Several explosions and detentions later, she was adopted by an Odin Chang whose house she had broken into once or twice. She smeared her record more, met people, had a wild time during the Quidditch Cup, and was deported back to Japan. Turns out she didn't exist in the eyes of the magical community in Japan and that she didn't have a proper birth certificate. It took time before her papers were all deemed fit and she could return to Britain and subsequently, Hogwarts. Japan gave her time to reflect, run, and develop the powers she oh so wished were not. One way or another, she stumbled into trouble bigger than her thumb, and got on the international police's radar. Before they could come snooping, she was allowed back to Britain, met up with her fr- something, stopped him from ending his life, and collapsed into a tumultuous summer. OWL term approached an unconcerned blonde who had better things to fret about other than her future. Namely, her past coming back to eat her whole.

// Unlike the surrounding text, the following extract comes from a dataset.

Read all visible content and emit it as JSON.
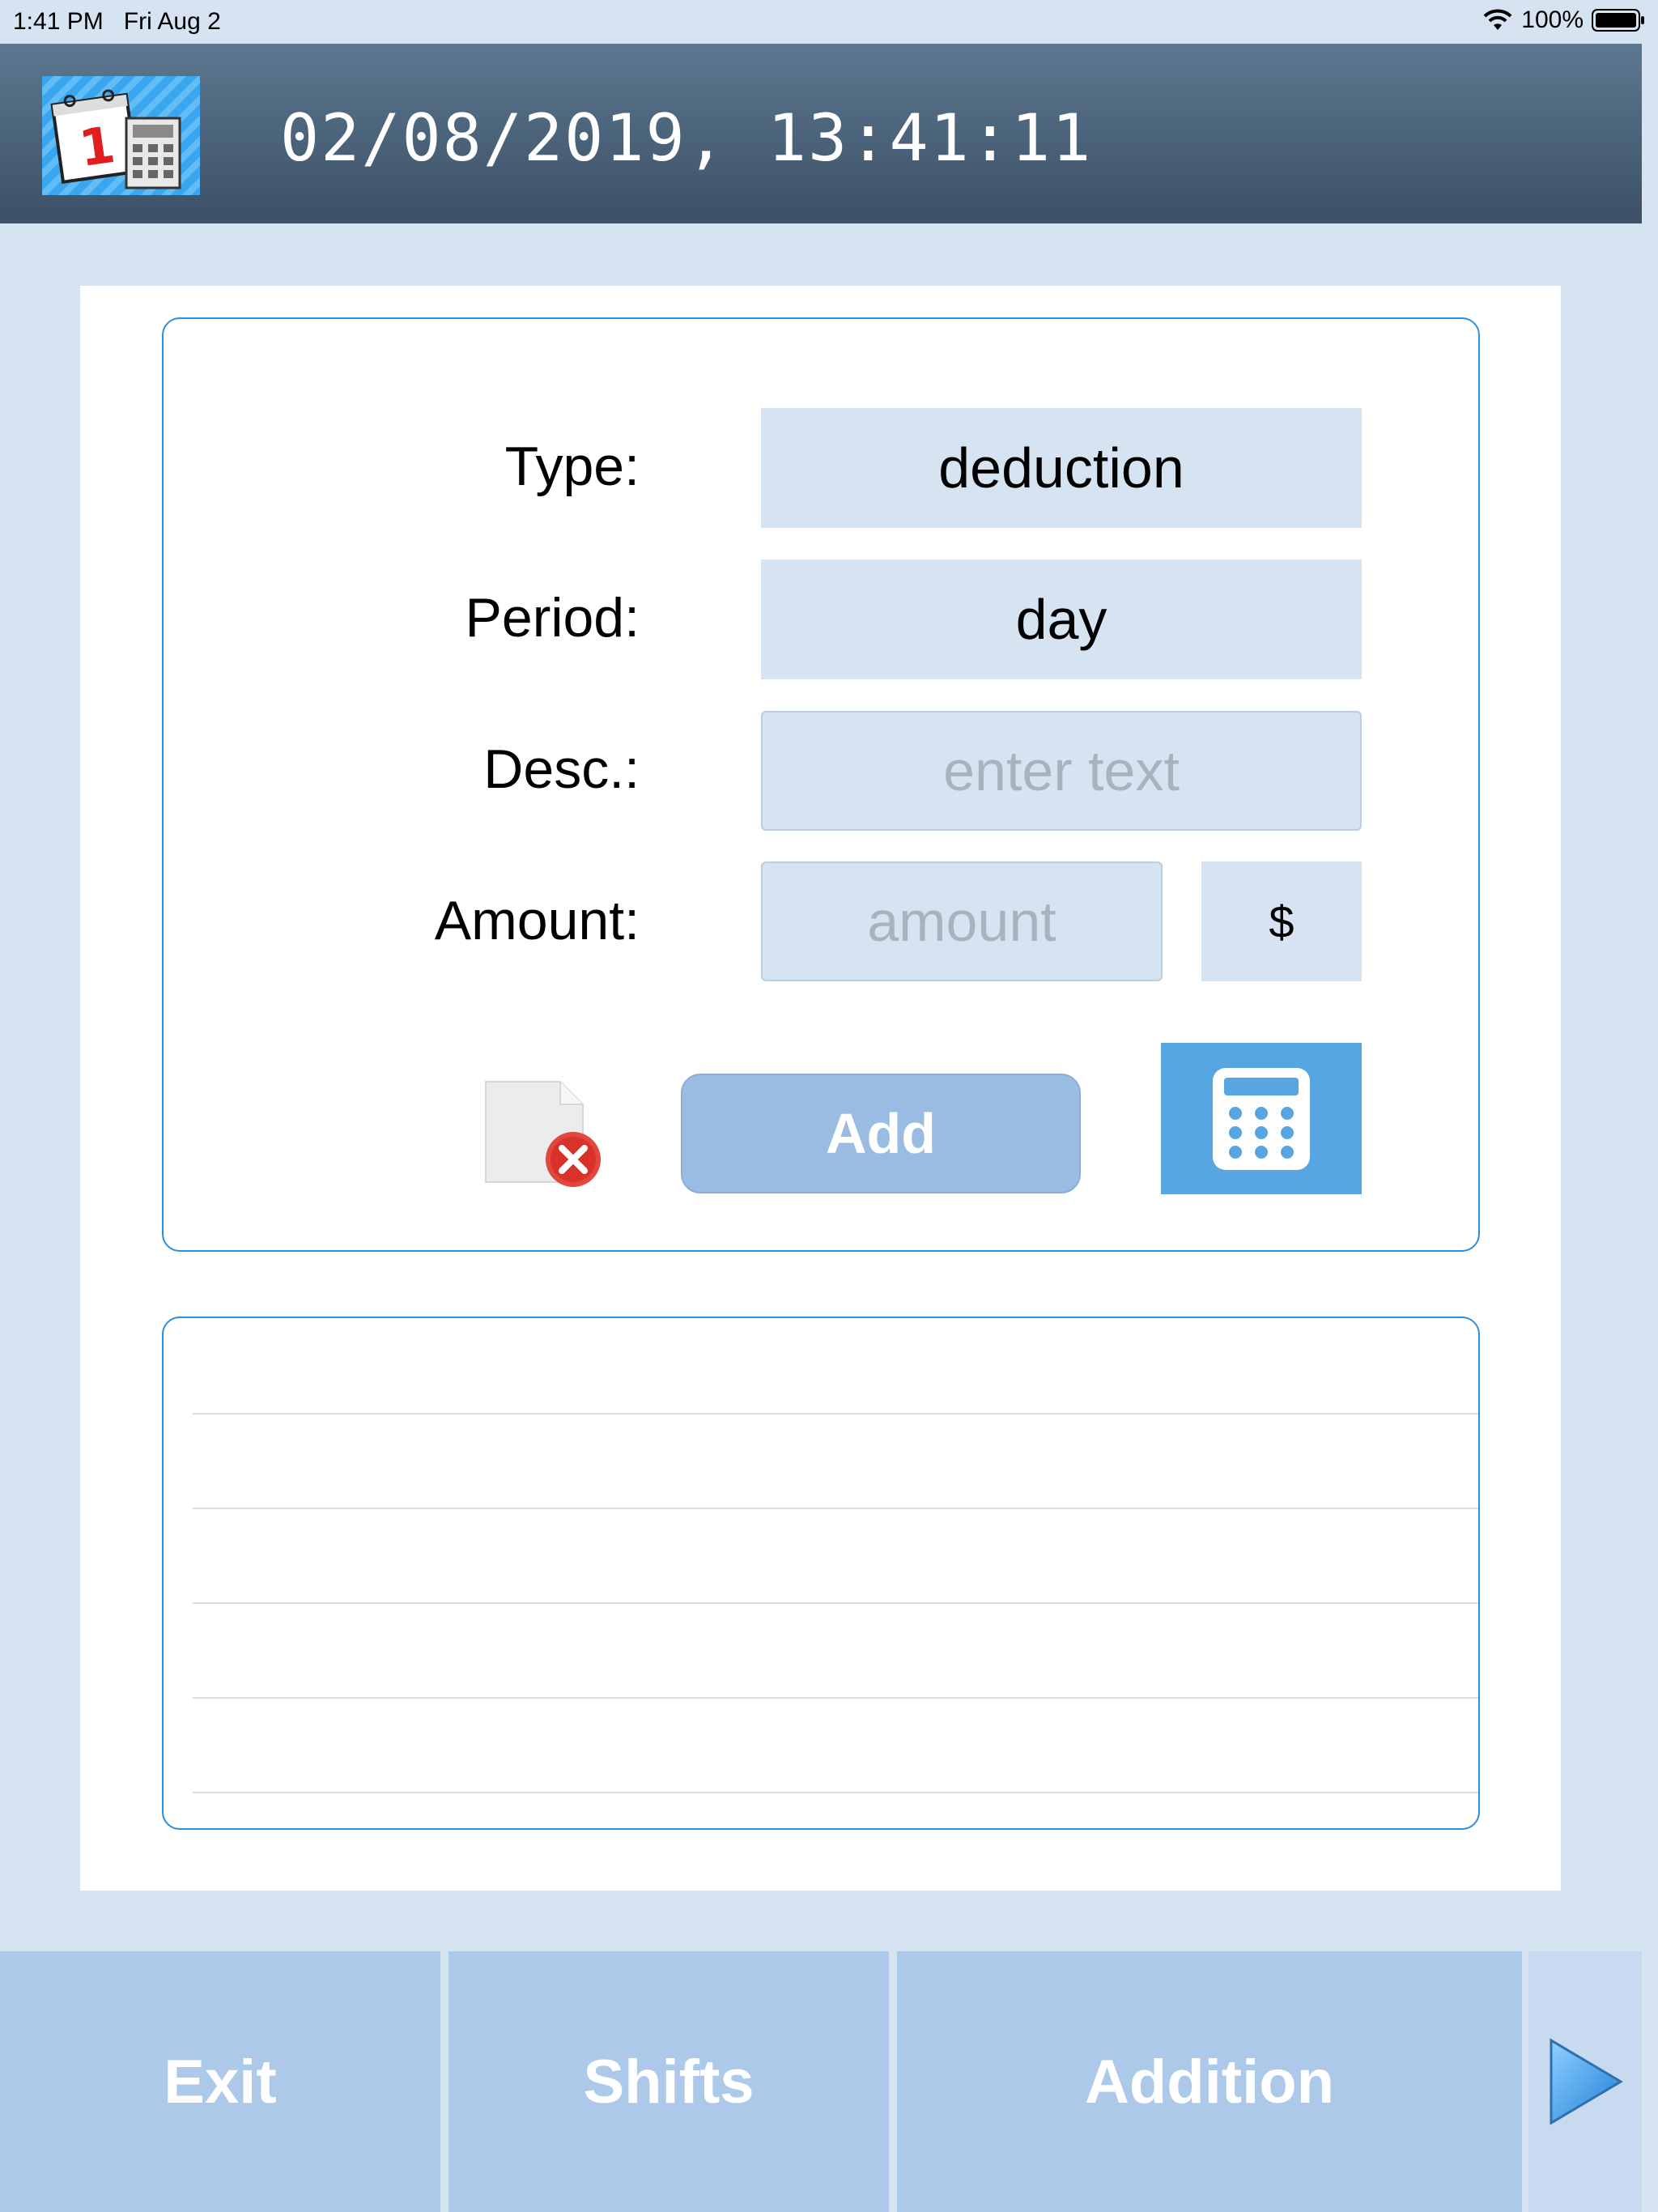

They found her. She was more impressed than anything. "Took them long enough," she had said at the time. What else was to be expected of the Ruiko Takayama who danced on the steep cliffs of the underworld and strung up her own strobe lights? At some point, her over the shoulder glances spun away from their waltz of wariness and into drumbeats of challenge. Steps she crafted all by her lonesome. After all that time of running and fearing, she grabbed onto danger's hip and didn't let go. A gamble in its rawest form, the gamble her mother hadn't dared to take. And she reached out, with the fingers she inherited from her father, and made it hers. She wished Haruhi had been there to see it. But that victory was hers, and hers alone. She was free. As much as her newly appointed best friend was annoyed about it, she came back in the middle of the night, blood on her clothes and no shortage of bumps and bruises, and she was there to stay.